ADF STAFF
When South Africa began relaxing its COVID-19 restrictions on June 1, an estimated 8 million people returned to work, raising the specter of even greater spread of the novel coronavirus in Africa’s hardest-hit country.
To stem that tide, Health Minister Zweli Mkhize called for everyone in the country to wear face coverings in public. The government also requires all companies to provide each worker with two face masks. The result: a large demand for protective equipment.
In response, companies are ramping up production of masks, face shields and other forms of personal protective equipment, or PPE.
In announcing the loosened restrictions, Minister of Trade and Industry Ebrahim Patel applauded the resourcefulness of South Africans as he reported the government expected industries to be producing 31 million protective masks per month by the end of June.
“That’s a million masks every day, Monday to Sunday, that will be running off the production line,” Patel said at the May 29 gathering to announce the new COVID-19 strategy. At the time of his announcement, officials reported nearly 30,000 COVID-19 infections and rising, with the majority being in the Western Cape province.

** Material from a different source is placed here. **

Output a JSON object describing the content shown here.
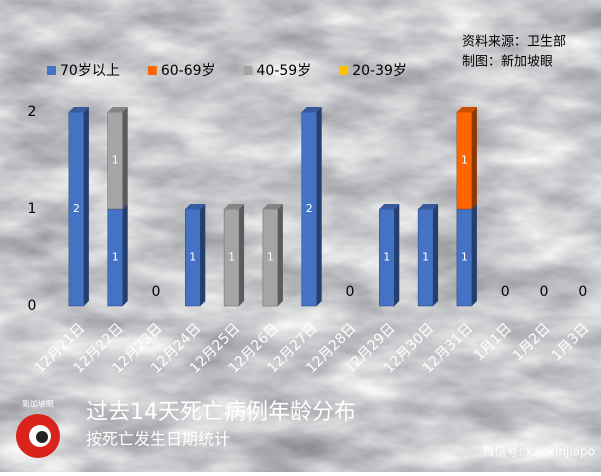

As the economy reopens, some see the potential for trouble. N95 masks are required for workers in the nation’s mining sector, Ben Smith, co-owner of N95 maker Greenline Respiratory Masks, told thisisafrica.net. An N95 mask meets high standards for air filtration, meaning that it filters at least 95% of airborne particles. Such masks are not intended for indefinite use.
Reopening mines will put a strain on N95 supplies available for health workers, Smith said. In response, Greenline has increased its production to 1.2 million masks per month.
Patel said the nationwide lockdown that started in late March allowed the government and industry to retool and begin building up supplies of crucial protective equipment.
Legae Larona, a sewing cooperative based in Alexandra, a township of Johannesburg in Gauteng province, is leading the way in locally produced PPE. It expects to produce 20,000 masks in partnership with Siemens Southern and Eastern Africa.
“Working alongside the South African government to not only assist in taking care of our most vulnerable communities, but to ultimately contribute to the fight against this virus and the betterment of the country is imperative in these trying times,” said Sabine Dall’Omo, Siemens CEO for Southern and Eastern Africa.
Other companies are playing a part in the nationwide effort to produce more PPE. Ford Motor Co. of South Africa began producing face shields at its Silverton Assembly Plant in Pretoria in April for medical workers. Ultimately, Ford and its nationwide partners planned to produce 500,000 shields.
Until the outbreak of COVID-19, South Africa sold about $3.5 million in medical-grade N95 masks, largely to the European Union. In early 2020, the volume of masks nearly doubled from 580,000 boxes in 2019 to 950,000 boxes, the vast majority shipped to China and the Middle East, according to News 24 television.
At the end of March, Patel froze those exports along with other key protective equipment such as hand sanitizer, and South Africa began importing PPE instead.
The push to develop locally made PPE represents a shift away from the country’s strategy of importing it from abroad in those early days of the pandemic. Under the new plan, South Africa has returned to exporting PPE — primarily to its neighbors on the continent.
In late May, Patel said South Africa already had exported 150 million liters of hand sanitizer to Ghana, Kenya, Nigeria and Uganda.
“We have already started supplying and exporting PPE to neighbors and the rest of the continent,” economist Xhanti Payi told The Citizen. “It’s important that we do so because, as neighbors, it’s only when we can ensure the infection doesn’t spread across the whole region that South Africans are safe.”